L’analyste d’enfant et d’adolescent travaille aussi avec les parents, internes et externes. C’est pourquoi Rémy Puyuelo propose la définition suivante : « Le processus analytique avec l’enfant a deux formants : du côté des parents, un transfert sans processus, et, du côté de l’enfant, un travail psychique qui tient sa dynamique… du désir inconsicent des parents. Entre les deux, c’est l’analyste qui les fait tenir ensemble et assure leur développement analytique. J’avancerai donc le terme de »processus analytique chez l’enfant et chez l’analyste.» » Véritable gageure ! Le contre-transfert de l’analyste l’amène à choisir un matériel qui conduit ici les deux protagonistes à une utilisation particulière de la figurabilité. Mais c’est grâce à l’élaboration interprétative que le co-processus émerge et se déroule (pourvu que l’enfant dispose des capacités de réintégration de ses parties clivées).
R. Puyuelo s’expose généreusement à travers le parcours avec son jeune patient, Arnaud, particulièrement illustratif des problèmes de cet âge ( »mouvement de latence empêché» du fait de la force de l’incestuel, de la haine, et, de ce fait, impossibilité d’intégration des traumas…) Sa prise en charge en plusieurs épisodes a permis que l’apparente impasse d’une première «tranche» apparaisse après coup, lors d’une reprise et grâce à l’émergence de l’adolescence, comme une «jachère» permettant alors l’affrontement du conflit œdipien.
Dans l’après-coup de l’écriture, R. Puyuelo pose questions et hypothèses techniques et théoriques, base d’un dialogue direct avec différents auteurs.
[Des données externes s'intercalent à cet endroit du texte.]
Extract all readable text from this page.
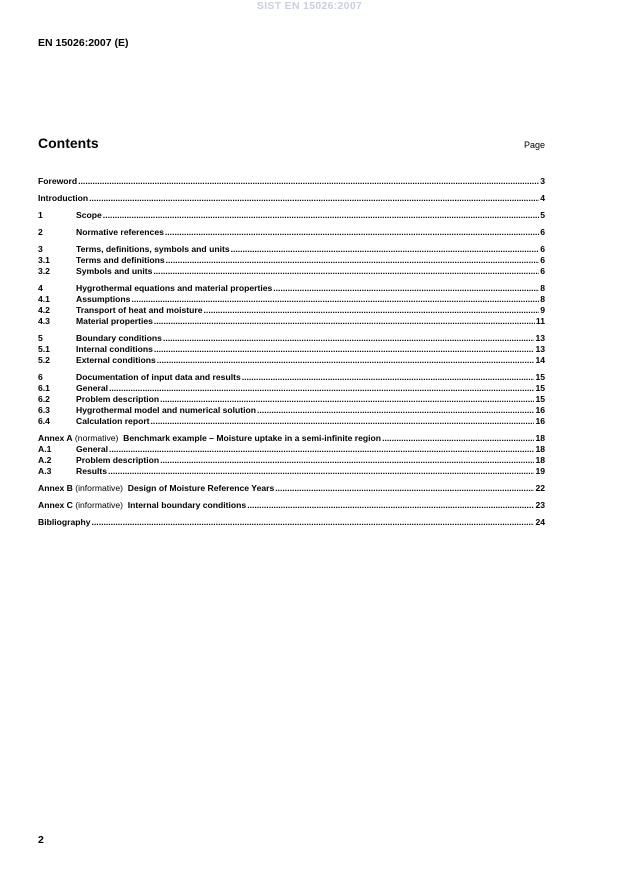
SIST EN 15026:2007
EN 15026:2007 (E)
Contents	Page
Foreword .....	3
Introduction .....	4
1	Scope .....	5
2	Normative references .....	6
3	Terms, definitions, symbols and units .....	6
3.1	Terms and definitions .....	6
3.2	Symbols and units .....	6
4	Hygrothermal equations and material properties .....	8
4.1	Assumptions .....	8
4.2	Transport of heat and moisture .....	9
4.3	Material properties .....	11
5	Boundary conditions .....	13
5.1	Internal conditions .....	13
5.2	External conditions .....	14
6	Documentation of input data and results .....	15
6.1	General .....	15
6.2	Problem description .....	15
6.3	Hygrothermal model and numerical solution .....	16
6.4	Calculation report .....	16
Annex A (normative) Benchmark example – Moisture uptake in a semi-infinite region .....	18
A.1	General .....	18
A.2	Problem description .....	18
A.3	Results .....	19
Annex B (informative) Design of Moisture Reference Years .....	22
Annex C (informative) Internal boundary conditions .....	23
Bibliography .....	24
2
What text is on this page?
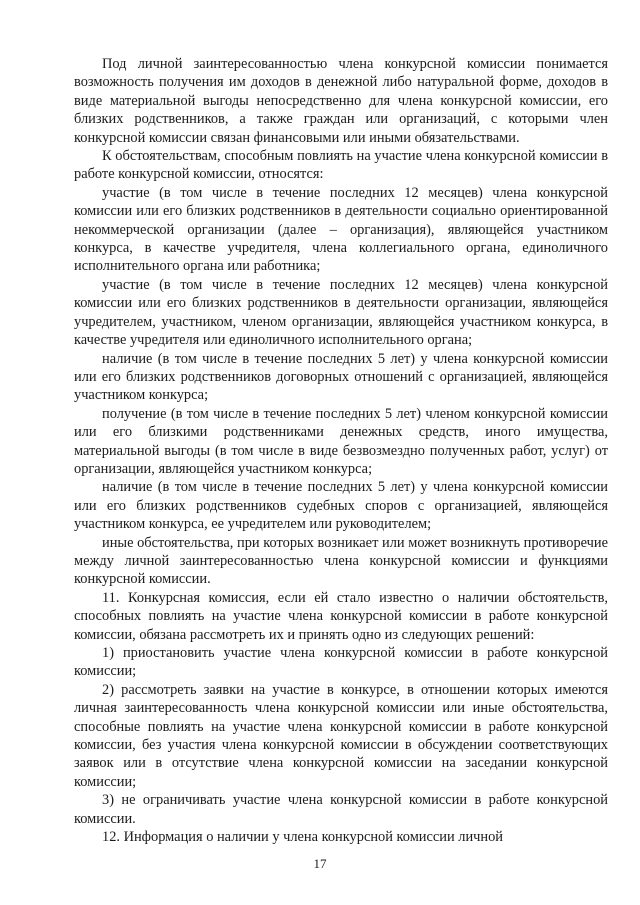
Под личной заинтересованностью члена конкурсной комиссии понимается возможность получения им доходов в денежной либо натуральной форме, доходов в виде материальной выгоды непосредственно для члена конкурсной комиссии, его близких родственников, а также граждан или организаций, с которыми член конкурсной комиссии связан финансовыми или иными обязательствами.

К обстоятельствам, способным повлиять на участие члена конкурсной комиссии в работе конкурсной комиссии, относятся:

участие (в том числе в течение последних 12 месяцев) члена конкурсной комиссии или его близких родственников в деятельности социально ориентированной некоммерческой организации (далее – организация), являющейся участником конкурса, в качестве учредителя, члена коллегиального органа, единоличного исполнительного органа или работника;

участие (в том числе в течение последних 12 месяцев) члена конкурсной комиссии или его близких родственников в деятельности организации, являющейся учредителем, участником, членом организации, являющейся участником конкурса, в качестве учредителя или единоличного исполнительного органа;

наличие (в том числе в течение последних 5 лет) у члена конкурсной комиссии или его близких родственников договорных отношений с организацией, являющейся участником конкурса;

получение (в том числе в течение последних 5 лет) членом конкурсной комиссии или его близкими родственниками денежных средств, иного имущества, материальной выгоды (в том числе в виде безвозмездно полученных работ, услуг) от организации, являющейся участником конкурса;

наличие (в том числе в течение последних 5 лет) у члена конкурсной комиссии или его близких родственников судебных споров с организацией, являющейся участником конкурса, ее учредителем или руководителем;

иные обстоятельства, при которых возникает или может возникнуть противоречие между личной заинтересованностью члена конкурсной комиссии и функциями конкурсной комиссии.

11. Конкурсная комиссия, если ей стало известно о наличии обстоятельств, способных повлиять на участие члена конкурсной комиссии в работе конкурсной комиссии, обязана рассмотреть их и принять одно из следующих решений:

1) приостановить участие члена конкурсной комиссии в работе конкурсной комиссии;

2) рассмотреть заявки на участие в конкурсе, в отношении которых имеются личная заинтересованность члена конкурсной комиссии или иные обстоятельства, способные повлиять на участие члена конкурсной комиссии в работе конкурсной комиссии, без участия члена конкурсной комиссии в обсуждении соответствующих заявок или в отсутствие члена конкурсной комиссии на заседании конкурсной комиссии;

3) не ограничивать участие члена конкурсной комиссии в работе конкурсной комиссии.

12. Информация о наличии у члена конкурсной комиссии личной

17
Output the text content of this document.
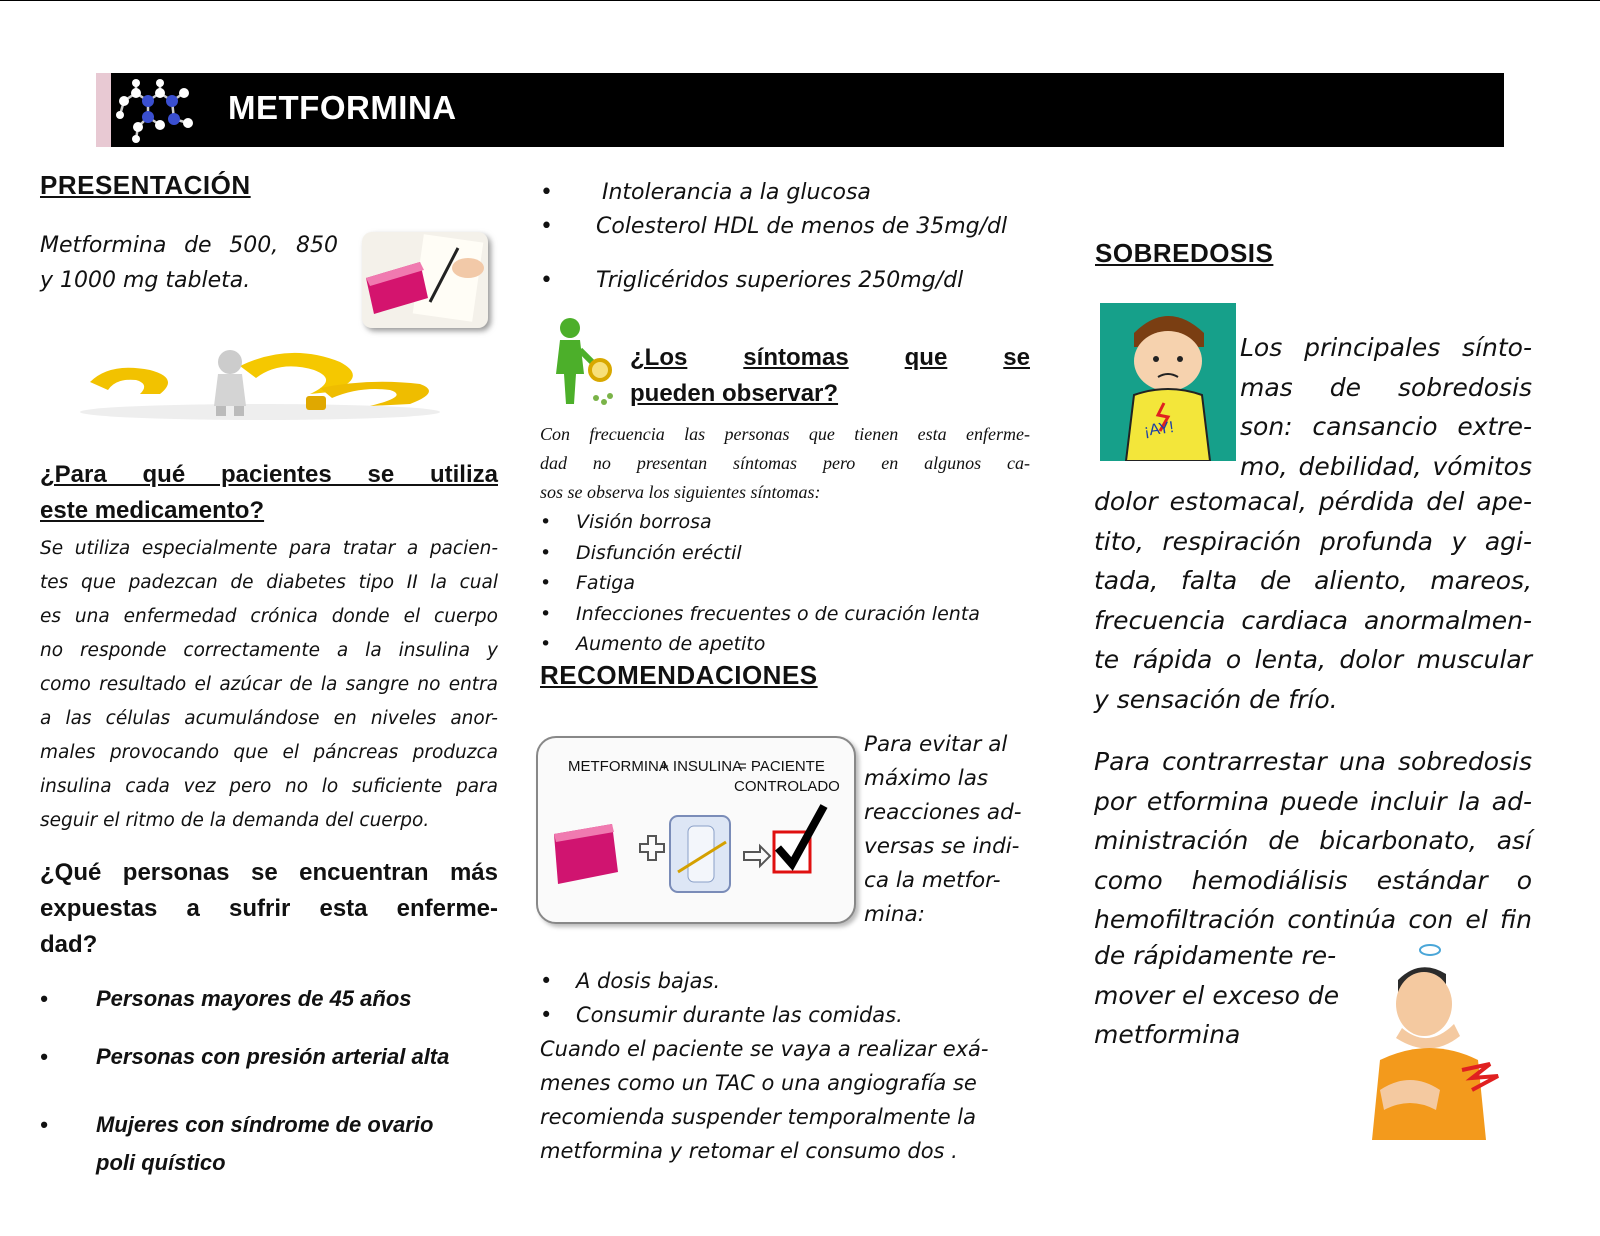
METFORMINA
PRESENTACIÓN
Metformina de 500, 850
y 1000 mg tableta.
¿Para qué pacientes se utiliza
este medicamento?
Se utiliza especialmente para tratar a pacien-
tes que padezcan de diabetes tipo II la cual
es una enfermedad crónica donde el cuerpo
no responde correctamente a la insulina y
como resultado el azúcar de la sangre no entra
a las células acumulándose en niveles anor-
males provocando que el páncreas produzca
insulina cada vez pero no lo suficiente para
seguir el ritmo de la demanda del cuerpo.
¿Qué personas se encuentran más
expuestas a sufrir esta enferme-
dad?
• Personas mayores de 45 años
• Personas con presión arterial alta
• Mujeres con síndrome de ovario
poli quístico
• Intolerancia a la glucosa
• Colesterol HDL de menos de 35mg/dl
• Triglicéridos superiores 250mg/dl
¿Los síntomas que se
pueden observar?
Con frecuencia las personas que tienen esta enferme-
dad no presentan síntomas pero en algunos ca-
sos se observa los siguientes síntomas:
•	Visión borrosa
•	Disfunción eréctil
•	Fatiga
•	Infecciones frecuentes o de curación lenta
•	Aumento de apetito
RECOMENDACIONES
METFORMINA
+ INSULINA
= PACIENTE
CONTROLADO
Para evitar al
máximo las
reacciones ad-
versas se indi-
ca la metfor-
mina:
•	A dosis bajas.
•	Consumir durante las comidas.
Cuando el paciente se vaya a realizar exá-
menes como un TAC o una angiografía se
recomienda suspender temporalmente la
metformina y retomar el consumo dos .
SOBREDOSIS
¡AY!
Los principales sínto-
mas de sobredosis
son: cansancio extre-
mo, debilidad, vómitos
dolor estomacal, pérdida del ape-
tito, respiración profunda y agi-
tada, falta de aliento, mareos,
frecuencia cardiaca anormalmen-
te rápida o lenta, dolor muscular
y sensación de frío.
Para contrarrestar una sobredosis
por etformina puede incluir la ad-
ministración de bicarbonato, así
como hemodiálisis estándar o
hemofiltración continúa con el fin
de rápidamente re-
mover el exceso de
metformina
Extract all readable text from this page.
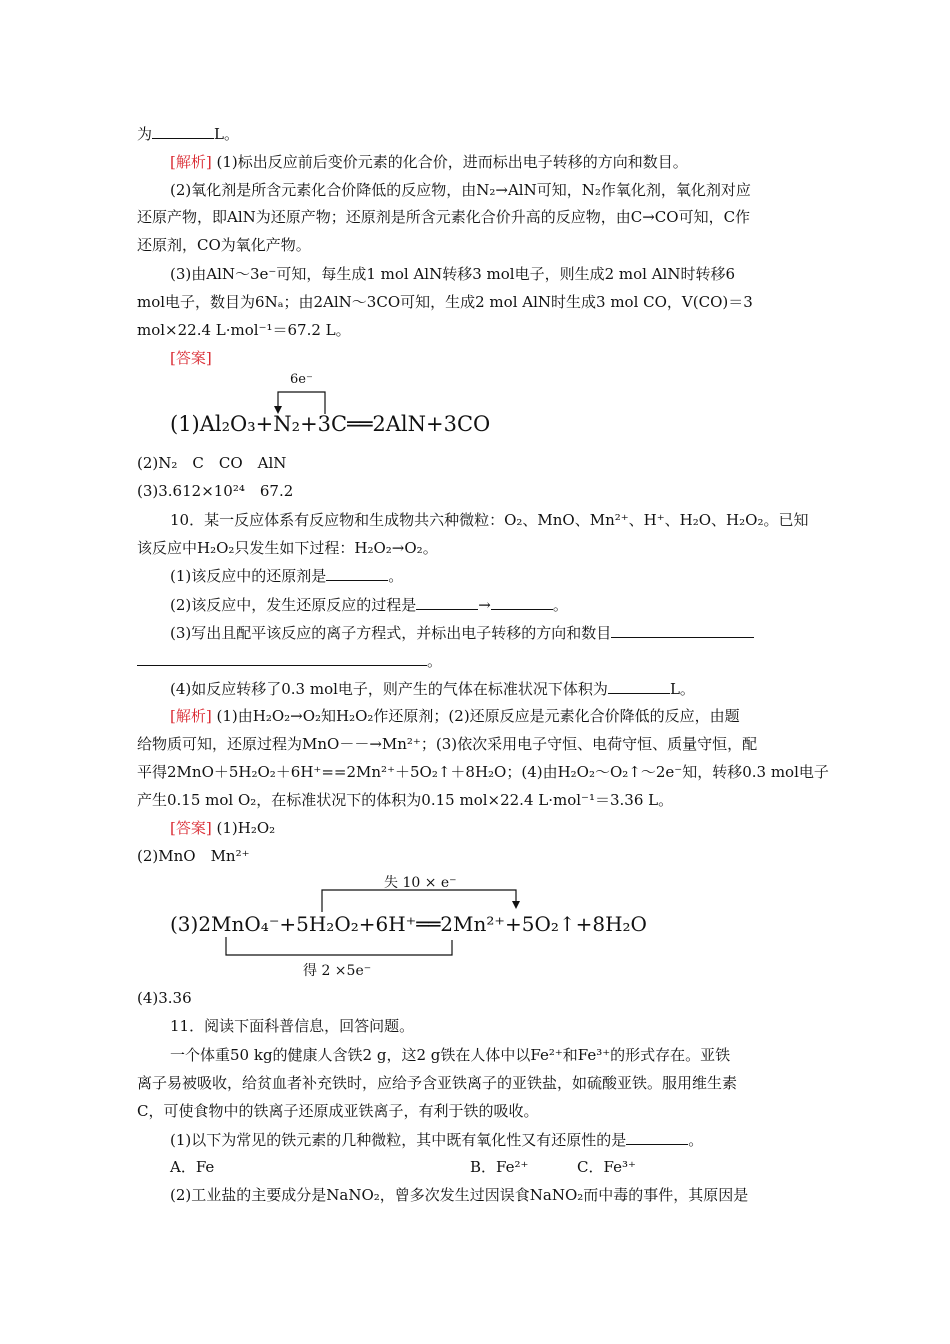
为	L。
[解析] (1)标出反应前后变价元素的化合价，进而标出电子转移的方向和数目。
(2)氧化剂是所含元素化合价降低的反应物，由N₂→AlN可知，N₂作氧化剂，氧化剂对应
还原产物，即AlN为还原产物；还原剂是所含元素化合价升高的反应物，由C→CO可知，C作
还原剂，CO为氧化产物。
(3)由AlN～3e⁻可知，每生成1 mol AlN转移3 mol电子，则生成2 mol AlN时转移6
mol电子，数目为6Nₐ；由2AlN～3CO可知，生成2 mol AlN时生成3 mol CO，V(CO)＝3
mol×22.4 L·mol⁻¹＝67.2 L。
[答案]
6e⁻
(1)Al₂O₃+N₂+3C══2AlN+3CO
(2)N₂　C　CO　AlN
(3)3.612×10²⁴　67.2
10．某一反应体系有反应物和生成物共六种微粒：O₂、MnO、Mn²⁺、H⁺、H₂O、H₂O₂。已知
该反应中H₂O₂只发生如下过程：H₂O₂→O₂。
(1)该反应中的还原剂是	。
(2)该反应中，发生还原反应的过程是	→	。
(3)写出且配平该反应的离子方程式，并标出电子转移的方向和数目
。
(4)如反应转移了0.3 mol电子，则产生的气体在标准状况下体积为	L。
[解析] (1)由H₂O₂→O₂知H₂O₂作还原剂；(2)还原反应是元素化合价降低的反应，由题
给物质可知，还原过程为MnO－－→Mn²⁺；(3)依次采用电子守恒、电荷守恒、质量守恒，配
平得2MnO＋5H₂O₂＋6H⁺==2Mn²⁺＋5O₂↑＋8H₂O；(4)由H₂O₂～O₂↑～2e⁻知，转移0.3 mol电子
产生0.15 mol O₂，在标准状况下的体积为0.15 mol×22.4 L·mol⁻¹＝3.36 L。
[答案] (1)H₂O₂
(2)MnO　Mn²⁺
失 10 × e⁻
(3)2MnO₄⁻+5H₂O₂+6H⁺══2Mn²⁺+5O₂↑+8H₂O
得 2 ×5e⁻
(4)3.36
11．阅读下面科普信息，回答问题。
一个体重50 kg的健康人含铁2 g，这2 g铁在人体中以Fe²⁺和Fe³⁺的形式存在。亚铁
离子易被吸收，给贫血者补充铁时，应给予含亚铁离子的亚铁盐，如硫酸亚铁。服用维生素
C，可使食物中的铁离子还原成亚铁离子，有利于铁的吸收。
(1)以下为常见的铁元素的几种微粒，其中既有氧化性又有还原性的是	。
A．Fe	B．Fe²⁺	C．Fe³⁺
(2)工业盐的主要成分是NaNO₂，曾多次发生过因误食NaNO₂而中毒的事件，其原因是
Leurs positions, concernant notamment l’instauration du cadre, ainsi que le choix, comme référence privilégiée, du «mouvement de latence», sont diverses.
Thierry Bokanowski signale, entre autres, la gestion particulière de l’après-coup à la latence et approfondit la spécificité du processus chez l’enfant : « Le setting de la cure de l’enfant /…/ bouscule bien davantage que ne le fait celle de l’adulte les défenses du psychanalyste contre son propre infantile ». Florence Guignard forgea et reprécise ici cette notion d’Infantile ; l’impact excitant de celui de l’enfant sur celui de l’analyste « entraîne la mise en place d’un pare-excitation dans l’inconscient de celui-ci sous la forme /…/ d’une tâche aveugle » dont la sortie, difficile, est indispensable.
Albert Louppe présente le fonctionnement psychique comme appareil de transformation et s’interroge sur le caractère du processus analytique : relativement prédictible (Meltzer) ou discontinu, marqué d’incertitude et d’aléatoire.
James Gammill, en raison des modalités de son travail avec les parents, pense qu’un certain processsus, peut, parfois, s’instaurer chez ceux-ci. Christophe Perrot souligne la multidimensionnalité nécessaire au développement du co-processus, et l’inséparabilité processuelle des deux partenaires, avec, malgré tout, maintien de l’asymétrie. Ainsi, Manuela Utrilla Robles nous fait part de son évolution : ne plus marcher dans les défenses maniaques du patient et sauvegarder ainsi la fonction analytique ; favoriser le passage du rêve au deuil à travers la production d’une «nouvelle névrose à chaque séance», née de la co-pensée». D’ailleurs, Elsa Schmid-Kitsikis attire notre attention sur les aléas du rêve chez l’adolescent et sur l’exigence de discernement pour traiter les récits de rêve.
Partielle et partiale - faute de place -, je n’ai pu citer tous les auteurs ; j’invite donc chaque lecteur à inventer son propre «voyage analytique», accompagné par ce bel ensemble contrapuntique. Je terminerai en rappelant que Rémy Puyuelo déplore que les apports techniques et théoriques de la psychanalyse d’enfant ne soient pas davantage intégrés à la théorisation générale ? et pourtant expériences et hypothèses sont proches (du côté des patients : urgence du maintien identitaire plus que de la seule satisfaction pulsionnelle, et du côté des analystes : nécessité d’un engagement n’excluant pas des moments de dépersonnalisation).